Die Brutalität und menschenverachtende Grausamkeit erfüllen uns alle mit Entsetzen. Unsere Gedanken sind bei den Opfern: Kinder, Frauen, Kranke und Alte. Natürlich stehen wir im Kampf gegen den Terror auch an der Seite der Türkei und Ägyptens, aber mit einem großen Unterschied. Wir wollen mit rechtsstaatlichen Mitteln den Terror bekämpfen und nicht mit einem Demokratieabbau, wie es in der Türkei der Fall ist. Es ist schwer, Hass und Feigheit zu begegnen. Da versagen nämlich unsere herkömmlichen Instrumente weitgehend. Dennoch gibt es keinen Grund zur Mutlosigkeit. Frust, Mutlosigkeit – das hat Kollegin Beck heute Morgen im Ausschuss gesagt – oder gar Resignation stehen nicht im Handbuch für Abgeordnete und sind keine Grundlage der Diplomatie.

Im Hinblick auf Kairo ist klar: Dieser Anschlag auf die koptischen Christen war ein Anschlag auf die Religionsfreiheit in Ägypten. Hier kann man natürlich fragen: Gibt es überhaupt Hoffnung in dieser Situation? Einen Hoffnungsschimmer will ich Ihnen nennen, weil ich ihn gut finde. Der wichtigste Vertreter der Sunniten in Ägypten und Großimam der berühmten Al-Azhar-Moschee, ­Ahmad Mohammad al-Tayyeb, verurteilte den Anschlag auf Christen am Sonntag als schweres Verbrechen gegen alle Ägypter. Es ist wichtig, dass das von der Seite kommt. Der Papst hat es verurteilt, die jüdischen Gemeinden haben es verurteilt; das ist auch wichtig. Aber wenn es aus der eigenen Community kommt, ist es natürlich noch hilfreicher.

(Beifall bei der CDU/CSU sowie der Abg. Dr. Ute Finckh-Krämer [SPD])

Religionsfreiheit ist ein grundlegendes Menschenrecht – das ist hier angeklungen –, und wer Religionsfreiheit verletzt, verletzt Menschen: seelisch und physisch.
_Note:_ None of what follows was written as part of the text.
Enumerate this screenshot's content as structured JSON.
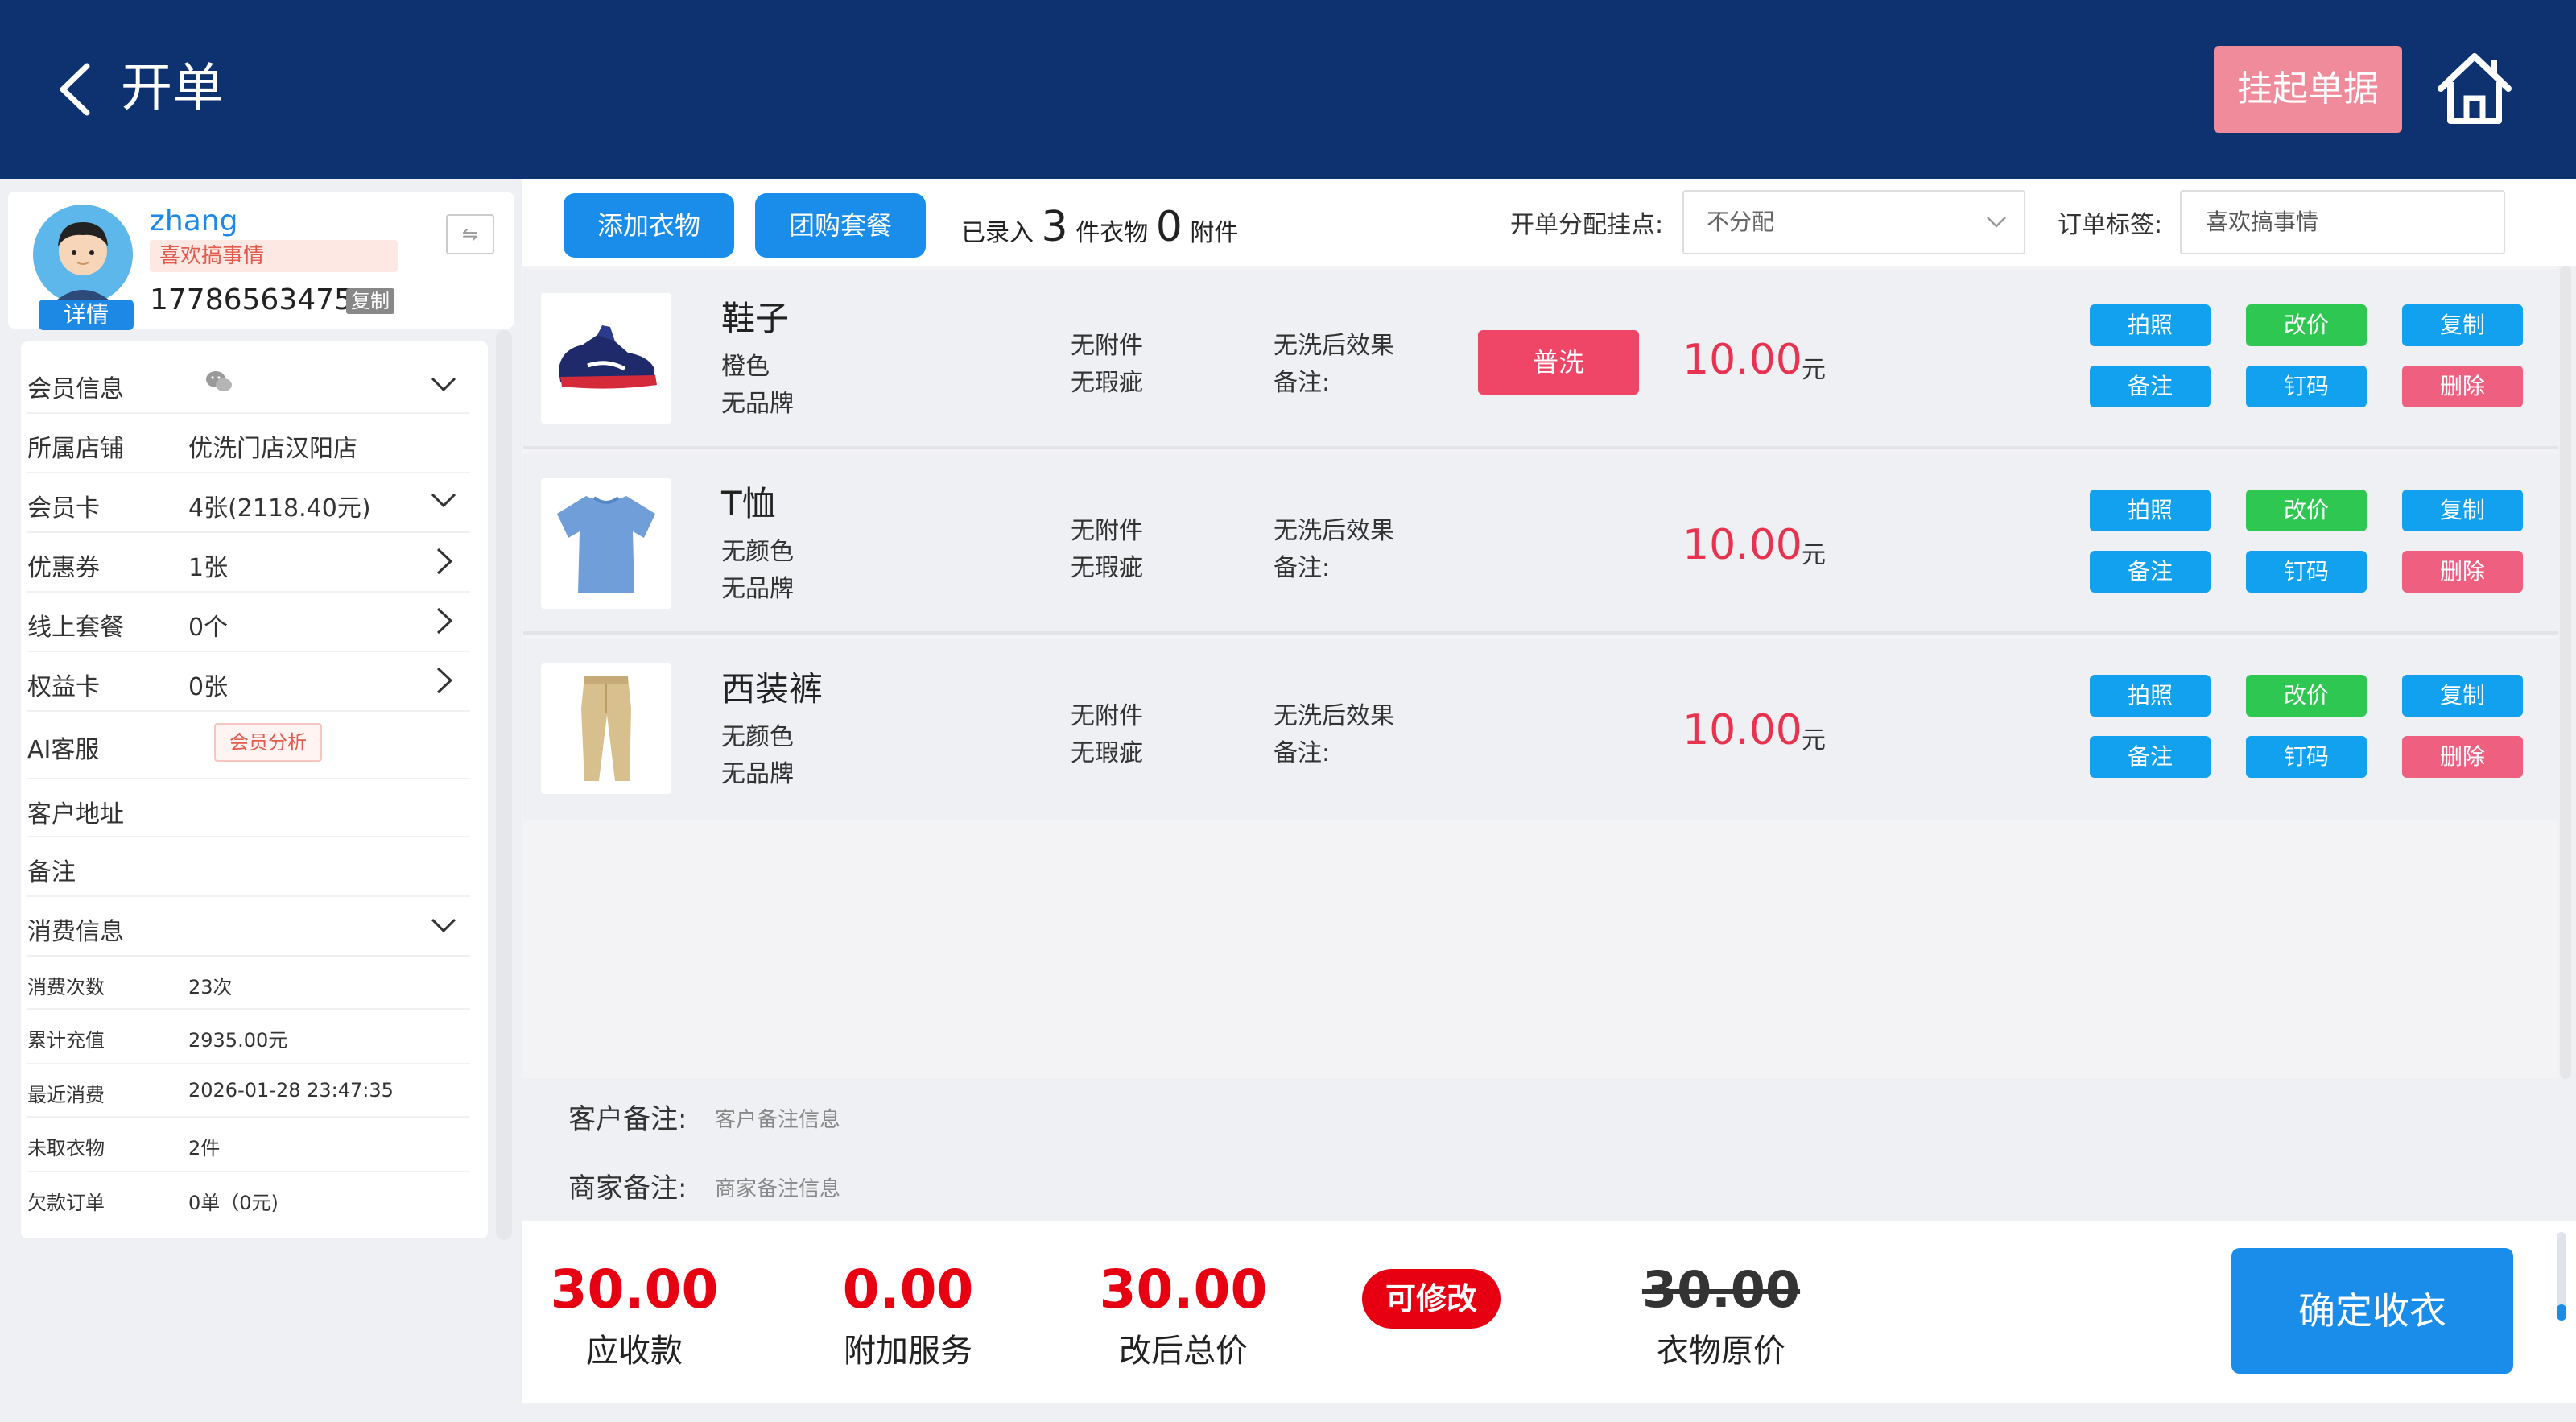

Was können wir tun, um dem Hass, dem Zorn der Terroristen entgegenzutreten? Dazu will ich hier einen neuen Aspekt, einen anderen als meine Kollegen, vorbringen.

Natürlich müssen die politischen, diplomatischen Bemühungen in den Krisenländern auf allen Ebenen weitergehen. Diese Spitzengespräche sind unbestritten wichtig, und Herr Steinmeier macht da einen wirklich guten und verantwortlichen Job. Aber die Spitzengespräche sind eben nicht alles. Demokratische Kräfte müssen in den Ländern gestärkt werden, wo immer demokratische Strukturen zerstört sind. Der interreligiöse Dialog kommt neben dem politischen Dialog oft zu kurz; und ich glaube, dass er sehr wichtig ist. Wir müssen den Jugend- und Studentenaustausch, den Kulturaustausch, die Städtepartnerschaften fördern.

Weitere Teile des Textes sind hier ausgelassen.